The IRS defines QBI as qualified items of income, gain, deduction and loss from any qualified trade or business. Importantly, a qualified trade or business does not include a specified service trade or business (“SSTB”) which by IRS definitions includes “a trade or business involving the performance of services in the fields of health, law, accounting, actuarial science, performing arts, consulting, athletics, financial services, investment management, trading, dealing in certain assets or any trade or business where the principal asset is the reputation or skill of one or more of its employees.”
The QBI deductions based on income begin to be phased out when an SSTB owner’s taxable income (calculated before any QBI deduction) exceeds $157,500 for single filer or $315,000 for a married filing joint filer. The phaseout is complete when the owner’s taxable income exceeds $207,500 for single filer or $415,000 for a married filing joint filer.

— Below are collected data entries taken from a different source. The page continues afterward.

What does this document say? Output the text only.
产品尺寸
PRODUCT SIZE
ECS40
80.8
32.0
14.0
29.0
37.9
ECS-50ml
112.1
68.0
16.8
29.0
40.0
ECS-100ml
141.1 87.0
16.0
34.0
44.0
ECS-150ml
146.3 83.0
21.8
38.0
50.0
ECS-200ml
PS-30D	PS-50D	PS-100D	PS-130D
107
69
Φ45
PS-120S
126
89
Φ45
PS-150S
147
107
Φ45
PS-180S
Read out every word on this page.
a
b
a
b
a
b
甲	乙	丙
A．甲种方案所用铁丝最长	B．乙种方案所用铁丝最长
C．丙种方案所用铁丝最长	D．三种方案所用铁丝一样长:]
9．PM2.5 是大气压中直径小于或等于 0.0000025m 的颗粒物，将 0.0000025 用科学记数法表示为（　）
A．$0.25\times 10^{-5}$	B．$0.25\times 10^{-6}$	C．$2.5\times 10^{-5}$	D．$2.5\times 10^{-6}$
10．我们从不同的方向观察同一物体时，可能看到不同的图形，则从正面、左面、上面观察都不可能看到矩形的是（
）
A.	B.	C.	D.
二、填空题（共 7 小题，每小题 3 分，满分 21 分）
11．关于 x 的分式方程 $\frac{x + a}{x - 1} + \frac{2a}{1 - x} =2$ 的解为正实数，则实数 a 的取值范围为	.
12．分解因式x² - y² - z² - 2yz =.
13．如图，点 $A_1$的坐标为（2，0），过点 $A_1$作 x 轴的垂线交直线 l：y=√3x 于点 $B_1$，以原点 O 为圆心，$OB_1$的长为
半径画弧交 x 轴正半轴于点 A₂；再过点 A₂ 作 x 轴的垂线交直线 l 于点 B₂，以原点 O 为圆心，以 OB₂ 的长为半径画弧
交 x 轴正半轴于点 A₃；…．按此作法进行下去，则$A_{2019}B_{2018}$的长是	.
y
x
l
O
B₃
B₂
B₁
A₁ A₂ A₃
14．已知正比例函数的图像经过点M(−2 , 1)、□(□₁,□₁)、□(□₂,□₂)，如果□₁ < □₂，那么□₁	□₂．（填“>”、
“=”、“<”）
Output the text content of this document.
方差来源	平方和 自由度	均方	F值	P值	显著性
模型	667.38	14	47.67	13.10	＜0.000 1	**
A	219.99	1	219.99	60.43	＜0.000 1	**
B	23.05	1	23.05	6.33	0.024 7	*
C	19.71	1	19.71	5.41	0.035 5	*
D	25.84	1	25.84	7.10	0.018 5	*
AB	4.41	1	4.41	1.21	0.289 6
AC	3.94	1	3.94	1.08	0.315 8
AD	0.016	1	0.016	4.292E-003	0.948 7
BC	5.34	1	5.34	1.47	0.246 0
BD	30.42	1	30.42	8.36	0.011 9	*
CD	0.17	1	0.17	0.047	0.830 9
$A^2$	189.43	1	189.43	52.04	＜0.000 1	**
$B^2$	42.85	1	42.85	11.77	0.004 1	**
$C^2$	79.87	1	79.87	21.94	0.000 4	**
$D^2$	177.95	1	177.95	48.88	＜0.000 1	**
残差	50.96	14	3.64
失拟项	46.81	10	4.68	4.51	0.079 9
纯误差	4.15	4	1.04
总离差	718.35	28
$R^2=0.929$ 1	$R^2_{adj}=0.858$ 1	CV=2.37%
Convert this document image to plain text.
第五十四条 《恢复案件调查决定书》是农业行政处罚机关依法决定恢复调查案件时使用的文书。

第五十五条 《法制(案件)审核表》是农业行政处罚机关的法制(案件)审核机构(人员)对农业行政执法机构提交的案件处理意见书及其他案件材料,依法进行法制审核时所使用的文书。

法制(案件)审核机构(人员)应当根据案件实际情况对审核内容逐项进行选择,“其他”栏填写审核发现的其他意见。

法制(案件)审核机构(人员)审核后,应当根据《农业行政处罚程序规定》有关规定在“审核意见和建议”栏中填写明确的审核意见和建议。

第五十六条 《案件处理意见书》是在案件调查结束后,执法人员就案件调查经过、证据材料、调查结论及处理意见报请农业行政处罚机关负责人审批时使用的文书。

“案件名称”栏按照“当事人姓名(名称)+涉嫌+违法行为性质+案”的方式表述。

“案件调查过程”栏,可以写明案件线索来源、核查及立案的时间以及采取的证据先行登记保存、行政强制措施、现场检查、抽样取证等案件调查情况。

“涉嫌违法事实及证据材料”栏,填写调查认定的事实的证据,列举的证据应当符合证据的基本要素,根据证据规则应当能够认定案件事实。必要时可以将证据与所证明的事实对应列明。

Application to LTCF and SNF
In the final regulations the IRS acknowledges that LTCF and SNF provide multiple services to their residents. The IRS provides an example in Reg. §1.199A-5(b)(3) to help determine if an LTCF or SNF is performing services in the field of health and categorized as an SSTB. The example states the following: X is the operator of a residential facility that provides a variety of services to senior citizens who reside on campus. These services include housing, laundry, meals, entertainment and other similar services. The residential facility contracts with outside third-parties who provide medical, health and physical therapy services to its residents. The outside third-parties bill the residents directly for any medical, health and physical therapy services performed. It is determined the X does not perform services in the field of health and not categorized as an SSTB.
Owners of LTCF and SNF would need to review all the services provided at the facility to their residents. The LTCF and SNF may be categorized as an SSTB if the organization is “providing services in the field of health” including nursing and physical therapy and billing their residents directly for these services. If an LTCF or SNF determines that their facility meets the SSTB determination, owners of LTCF and SNF would be ineligible for the QBI deduction when their income rises above certain thresholds.
Since LTCF and SNF provide multiple services to their residents, the IRS states it will require a facts and circumstances inquiry that is beyond the scope of the final regulations in order to determine if the facility is in the trade or business of performing services in the field of health.
Conclusion
It can be challenging for owners of LTCF or SNF to determine if their facility is in the trade or business of performing services in the field of health. Owners of LTCF and SNF should review the final regulations closely and ensure they are applying them correctly to their business structure and how this specifically impacts their business.